Actress Barbara Hale, best known for her Emmy-winning role as legal secretary Della Street on TV's Perry Mason as well as dozens of 'Perry Mason' TV movies has passed away at age 94. She was a leading lady in films of the 1940s and '50s, perhaps most notably in the 1949 film noir hits The Window and The Clay Pigeon, the latter of which she co-starred with her husband Bill Williams. Hale made her credited screen debut in the musical Higher and Higher (1943) and in the following year appeared in two of the Falcon detective films starring Tom Conway: The Falcon Out West and The Falcon in Hollywood. She starred In a number of westerns, opposite Robert Mitchum in West of the Pecos (1945), The Lone Hand (1953), and The Oklahoman (1957) both with Joel McCrea, Bud Boetticher's Seminole (1953) with Rock Hudson, and 7th Calvary (1956) with Randolph Scott. She also co-starred opposite James Stewart in the comedy The Jackpot (1950) and James Cagney in Raoul Walsh's A Lion Is in the Streets (1953). Other notable film credits include Joseph Losey's anti-war parable The Boy with Green Hair (1948), Henry Levin's Jolson Sings Again (1949), the title role in Phil Karlson's Lorna Doone (1951), and Rudolph Maté's historical adventure The Far Horizons (1955). Additionally, Hale had distinctive supporting roles in Airport (1970), the cult sci-fi horror feature The Giant Spider Invasion (1975) and the coming-of-age surfing drama Big Wednesday (1978).

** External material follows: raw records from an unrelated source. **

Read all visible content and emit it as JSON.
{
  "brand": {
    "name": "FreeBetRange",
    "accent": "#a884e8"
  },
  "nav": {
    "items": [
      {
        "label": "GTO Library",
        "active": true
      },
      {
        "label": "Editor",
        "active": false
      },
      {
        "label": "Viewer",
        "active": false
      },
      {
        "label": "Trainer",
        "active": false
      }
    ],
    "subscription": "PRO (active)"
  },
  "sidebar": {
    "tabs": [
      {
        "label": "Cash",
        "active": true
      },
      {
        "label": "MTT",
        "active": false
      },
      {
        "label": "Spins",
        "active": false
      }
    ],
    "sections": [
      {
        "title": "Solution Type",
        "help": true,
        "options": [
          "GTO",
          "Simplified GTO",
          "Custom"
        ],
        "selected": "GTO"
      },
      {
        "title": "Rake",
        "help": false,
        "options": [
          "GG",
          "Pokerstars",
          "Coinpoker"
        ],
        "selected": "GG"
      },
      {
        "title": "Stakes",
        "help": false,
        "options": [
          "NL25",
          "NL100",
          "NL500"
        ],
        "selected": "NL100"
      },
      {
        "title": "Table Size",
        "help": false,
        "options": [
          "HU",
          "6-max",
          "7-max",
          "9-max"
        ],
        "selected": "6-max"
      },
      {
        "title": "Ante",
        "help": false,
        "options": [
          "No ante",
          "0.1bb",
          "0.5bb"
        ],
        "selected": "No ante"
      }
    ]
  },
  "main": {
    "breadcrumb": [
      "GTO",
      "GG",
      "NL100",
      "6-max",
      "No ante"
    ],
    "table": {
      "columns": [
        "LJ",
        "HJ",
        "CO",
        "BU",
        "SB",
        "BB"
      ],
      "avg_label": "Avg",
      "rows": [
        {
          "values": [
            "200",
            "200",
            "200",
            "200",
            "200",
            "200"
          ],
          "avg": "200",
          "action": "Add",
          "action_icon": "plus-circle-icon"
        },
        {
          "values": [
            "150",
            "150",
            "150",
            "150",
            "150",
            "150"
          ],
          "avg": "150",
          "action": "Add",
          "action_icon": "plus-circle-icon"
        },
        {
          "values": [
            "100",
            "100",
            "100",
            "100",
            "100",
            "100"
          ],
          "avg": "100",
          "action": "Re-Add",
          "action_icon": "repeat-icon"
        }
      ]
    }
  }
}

Barbara Hale (April 18, 1922 - January 26, 2017) R.I.P.
The resilient and debonair actor Mike Connors best known for playing private detective Joe Mannix in the CBS series Mannix (1967 - 1975) has died at age 91. He made numerous other TV appearances as well in, for example, 1958's Studio 57, Tightrope (1959 - 1960), Today's F.B.I. (1981 - 1982), and the mini-series War and Remembrance (1988 - 1989). His screen debut (as Touch Conners) began in David Miller's film noir Sudden Fear (1952), and followed with roles in William A. Wellman's Island in the Sky (1953), Cecil B. DeMille's The Ten Commandments (1956), Edward Dmytryk's Where Love Has Gone (1964), David Swift's Good Neighbor Sam (1964), and two for Gordon Douglas, Harlow (1965) and Stagecoach (1966). He also made several films for Roger Corman: 1955's Day the World Ended and 1956's Swamp Women. For director Edward L. Cahn, Connors appeared in 1956's Shake, Rattle & Rock! and 1957's Voodoo Woman. His more recent film credits include Claudia Hoover's Gideon (1998), and William Tannen's comedy Nobody Knows Anything (2003), where he made a cameo appearance as Joe Mannix. Mike Connors (August 15, 1925 - January 26, 2017) R.I.P.